The radiance pattern from a laser system is most commonly described with a mathematical formalism referred to as Gaussian modes. These Gaussian modes are in essence one of the most common solutions to the paraxial wave equations that describe the profile of the output beam from a laser cavity. Within the Gaussian modes, the simplest one is the first mode which is fully described by a standard Gaussian equation. This mode, then, is characterised by a peak at the centre, then smoothly decays towards the edges in an asymptotic way. This type of behaviour is an idealised way of describing a laser beam radiance pattern but in many cases of interest comes indeed very close. On the other hand, this sort of pattern is not the best choice in many industrial applications in which a laser can be used. A better suited radiance pattern will be one in which the peak is more extended or uniform and then, after a certain boundary, the radiance falls sharply. This sort of beam radiance pattern is referred to as a Flat Top or Top Hat beam.
The action of changing an input gaussian profile laser beam into an output flat top beam is referred to as Gaussian to Flat Top laser beam profile shaping.
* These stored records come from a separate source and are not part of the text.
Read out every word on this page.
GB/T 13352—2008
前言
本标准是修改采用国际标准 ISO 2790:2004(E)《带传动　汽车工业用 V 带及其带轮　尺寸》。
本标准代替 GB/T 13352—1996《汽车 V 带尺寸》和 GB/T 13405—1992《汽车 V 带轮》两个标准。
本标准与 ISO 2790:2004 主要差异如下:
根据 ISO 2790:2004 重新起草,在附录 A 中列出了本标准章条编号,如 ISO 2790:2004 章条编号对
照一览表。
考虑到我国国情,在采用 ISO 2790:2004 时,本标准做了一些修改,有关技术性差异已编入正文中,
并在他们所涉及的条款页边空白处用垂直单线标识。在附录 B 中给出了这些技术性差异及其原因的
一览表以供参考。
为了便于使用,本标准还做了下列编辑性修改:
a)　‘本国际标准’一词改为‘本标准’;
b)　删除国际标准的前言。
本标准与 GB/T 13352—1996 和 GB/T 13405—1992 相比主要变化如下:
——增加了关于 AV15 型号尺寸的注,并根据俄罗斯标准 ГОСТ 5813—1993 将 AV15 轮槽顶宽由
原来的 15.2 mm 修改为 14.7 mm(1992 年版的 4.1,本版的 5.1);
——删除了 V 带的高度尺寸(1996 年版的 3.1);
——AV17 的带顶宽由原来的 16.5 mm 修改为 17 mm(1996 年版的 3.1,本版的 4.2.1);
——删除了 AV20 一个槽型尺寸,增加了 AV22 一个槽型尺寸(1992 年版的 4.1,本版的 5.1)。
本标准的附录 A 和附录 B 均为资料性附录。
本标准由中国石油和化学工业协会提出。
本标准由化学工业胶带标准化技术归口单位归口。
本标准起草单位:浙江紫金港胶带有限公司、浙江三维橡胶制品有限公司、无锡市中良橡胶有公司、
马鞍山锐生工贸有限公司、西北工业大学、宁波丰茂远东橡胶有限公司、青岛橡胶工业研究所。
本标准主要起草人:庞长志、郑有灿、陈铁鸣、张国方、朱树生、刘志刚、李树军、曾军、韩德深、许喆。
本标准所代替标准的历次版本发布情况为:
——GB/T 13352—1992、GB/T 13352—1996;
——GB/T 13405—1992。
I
There is more than one way to convert a Gaussian beam into a beam with the characteristics described above. One possible way to perform this beam profile shaping is to use a micro lens array that is used as a homogeniser, but this results in scrambling and strong speckle noise in the shape. A better way is by using a diffractive laser beam profile shaper which is a type of diffractive optical element that is the equivalent of a continuous free-form surface. The transforming operation is performed continuously, without scrambling the phase, resulting in a Flat Top beam with very sharp edges and good internal uniformity, without any speckles. The actual beam radiance profile can be of any geometrical shape and can even consist of less common shapes, like rings or parallel lines.
Gaussian laser beam profile shaping operations are a powerful tool that can assist any industrial process in which a laser is involved. By applying a beam transformation like the one described above, a laser beam can be such that most of the beam’s energy is confined to the desired treated area, whilst minimising the amount of light wasted outside that area. A Gaussian beam, in contrast, will always have some finite amount of light outside the treated area due to the asymptotic behaviour shown at the edges of the beam.